Environmental gradients shape community composition, energy pathways, and trophic dynamics in a coastal Arctic food web

Natalie Vachon, Lucassie Arragutainaq, Joel Heath, Paloma C Carvalho, Steven H Ferguson, Kimberly L Howland, Kelsey F Johnson, Tatiana Meta, CJ Mundy, Sarah Rauf, Abby De Los Rios, Bruno Rosenberg, Tyson Scott, Kallie S Strong, Cortney A Watt, Colin Garroway, David J Yurkowski

A central question in ecology is how environmental heterogeneity structures community composition and trophic organization, and whether changes in physical conditions alter energy pathways without changing overall network connectivity. Arctic food webs have generally been quantified at broader spatial scales which must average spatial heterogeneity, limiting the ability to quantify asymmetric ecosystem responses to climate- and anthropogenic-driven change at local scales. Resolving entire food webs at finer spatial scales is therefore essential to identify mechanisms linking environmental gradients to community, composition, energy flow and trophic structure. Here, we use Qikiqtait, Nunavut, Canada to characterize a coastal Arctic marine food web by integrating biotracers, DNA metabarcoding, community metrics, and network analysis across >110 species and >1200 samples, from invertebrates to marine mammals.
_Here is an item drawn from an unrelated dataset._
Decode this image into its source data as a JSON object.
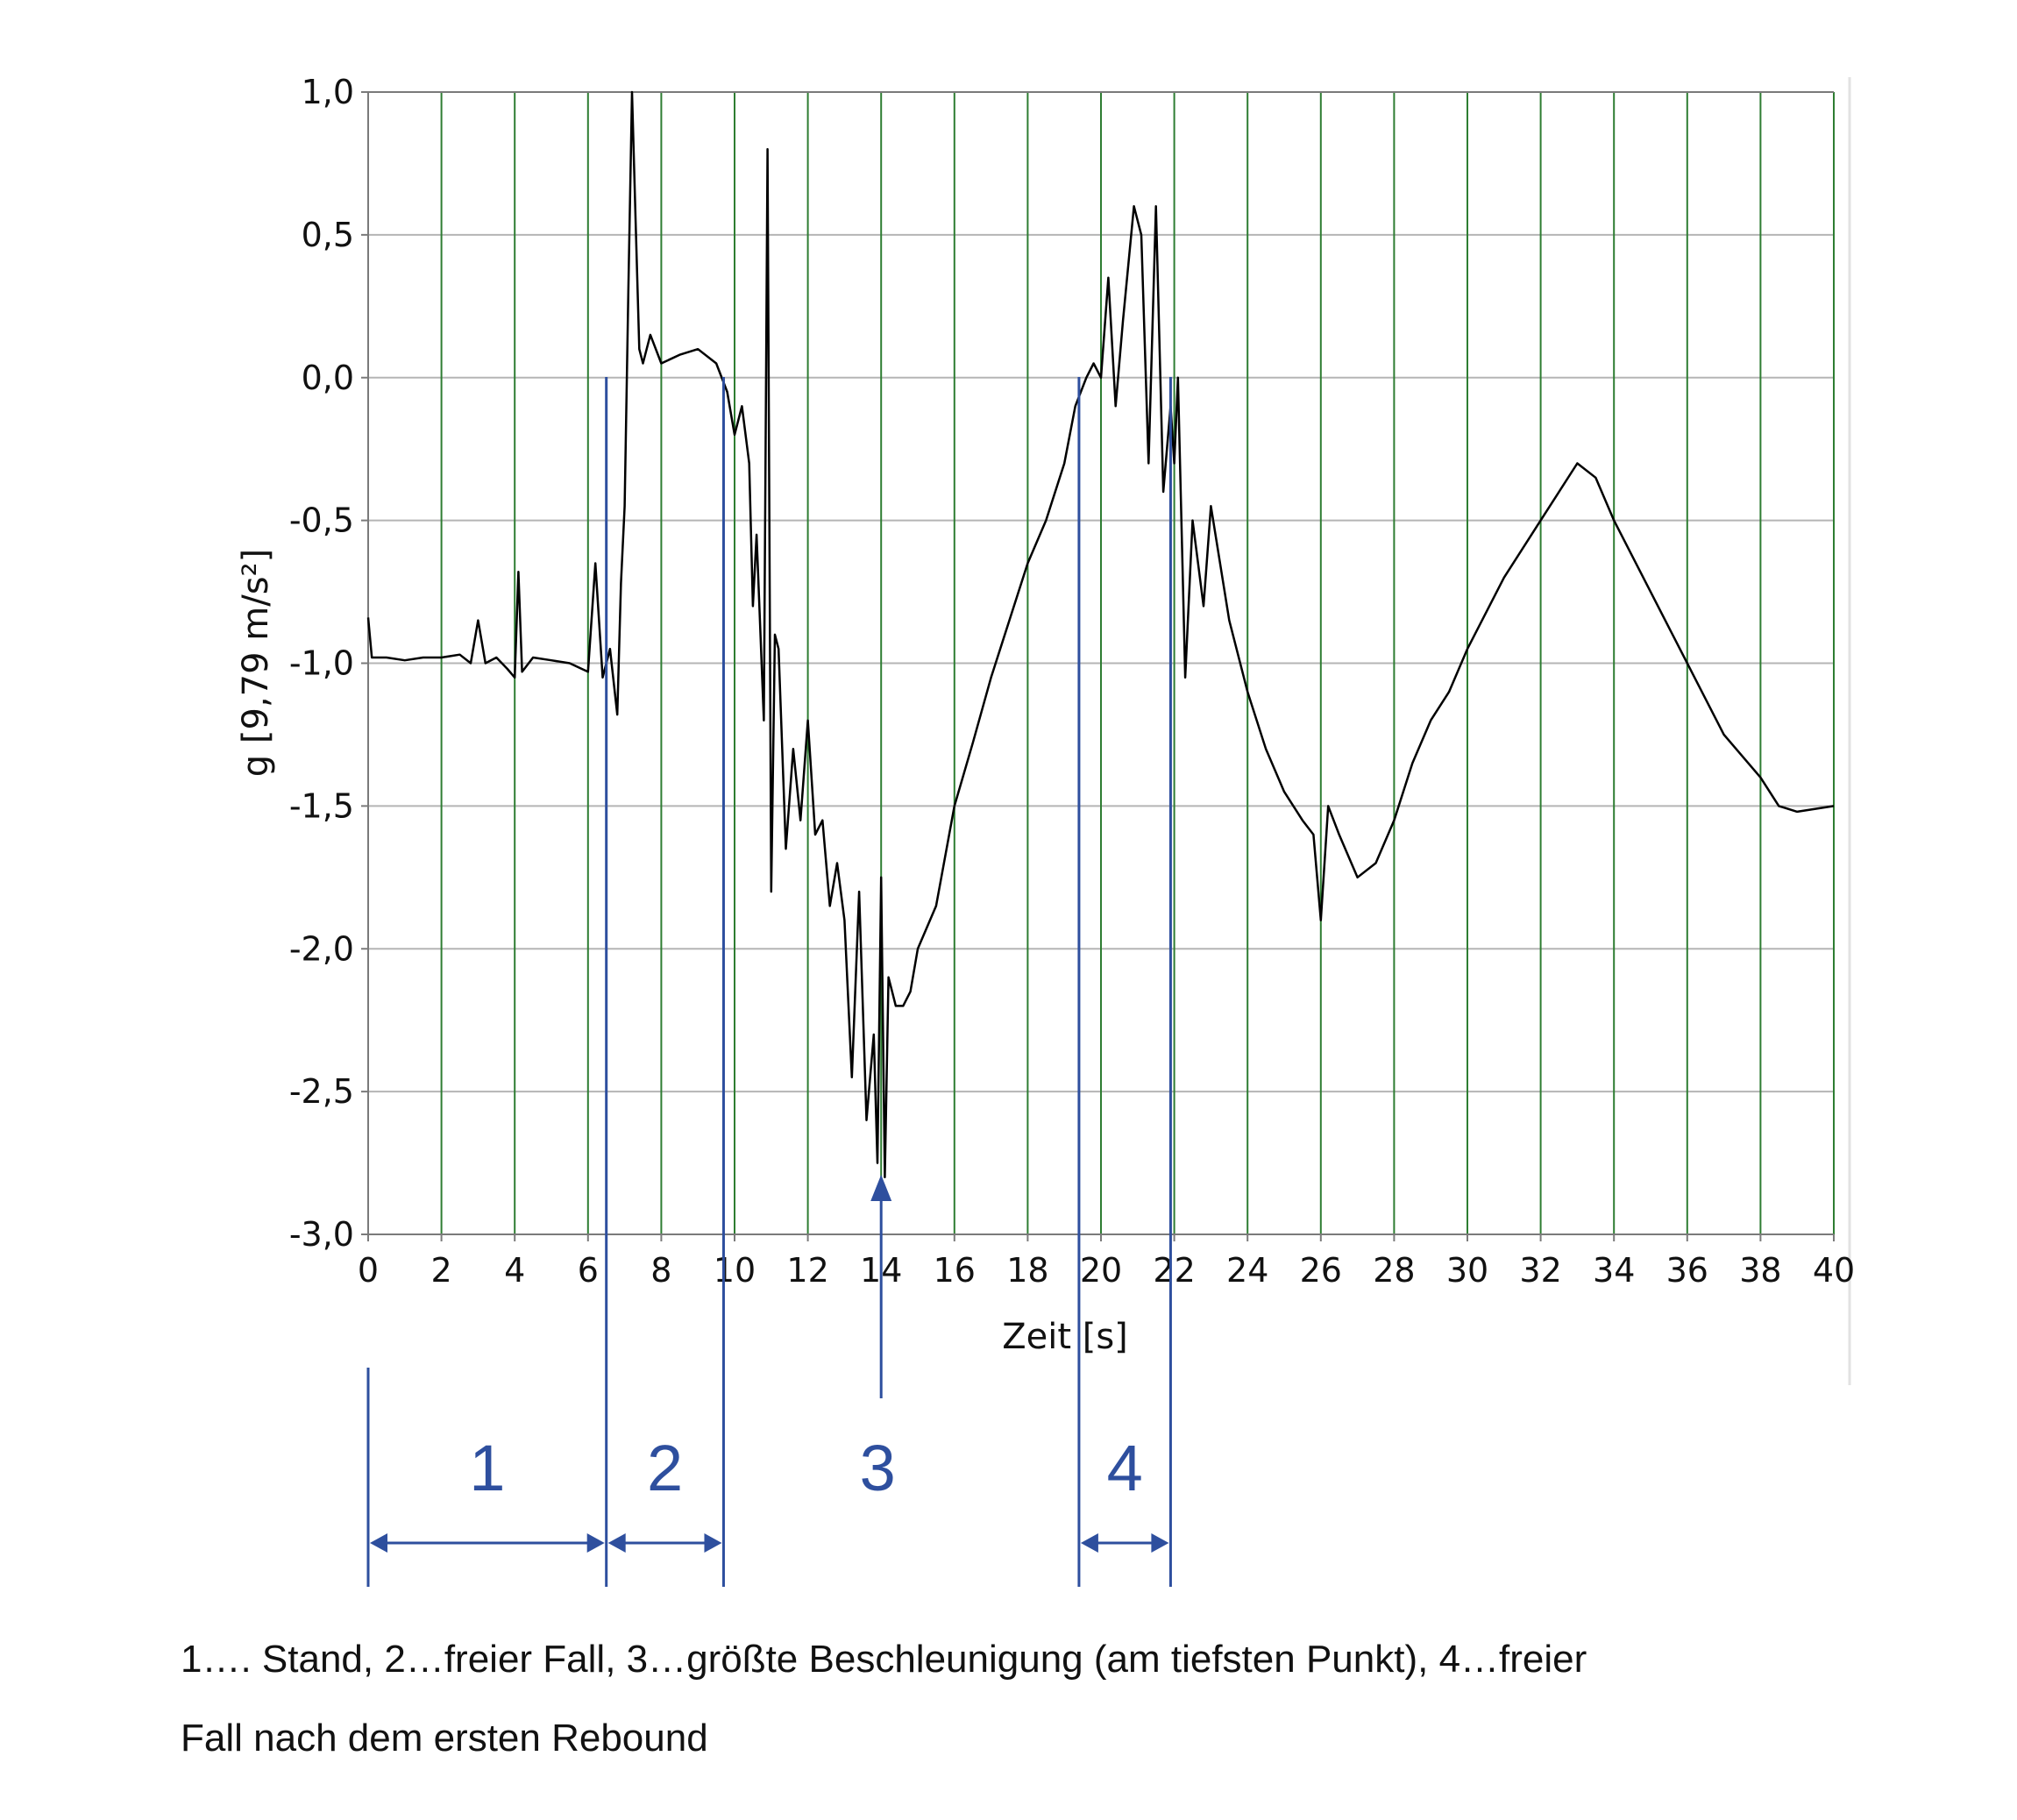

We identified consistent north–south gradients in temperature, salinity, and primary production, with warmer, fresher, phytoplankton-dominated waters in the south and colder, more saline conditions in the north. These gradients were reflected consistently across community composition and trophic dynamics. Northern food webs exhibited higher fish species richness and stronger reliance on ice-derived carbon. Southern food webs were dominated by brittle stars and Arctic cod (Boreogadus saida), with greater pelagic contributions to energy pathways. Spatial differences in trophic position were most pronounced among sessile invertebrates, echinoderms, and decapods, reflecting shifts in trophic roles. Although overall food web connectance was similar across regions, species mediating energy flow north of the islands were benthic, whereas both benthic and pelagic species were central in the south. These results demonstrate that fine-scale environmental heterogeneity can reorganize energy pathways and trophic roles without altering overall network structure. In the rapidly warming Arctic, where sea ice loss and altered hydrology are increasing spatial heterogeneity, such localized responses are likely to generate asymmetric ecosystem change. By resolving food web structure in detail at one location, this study provides mechanistic insight into how climate- and anthropogenic-driven change may propagate through Arctic marine ecosystems and informs broader predictions of ecosystem reorganization.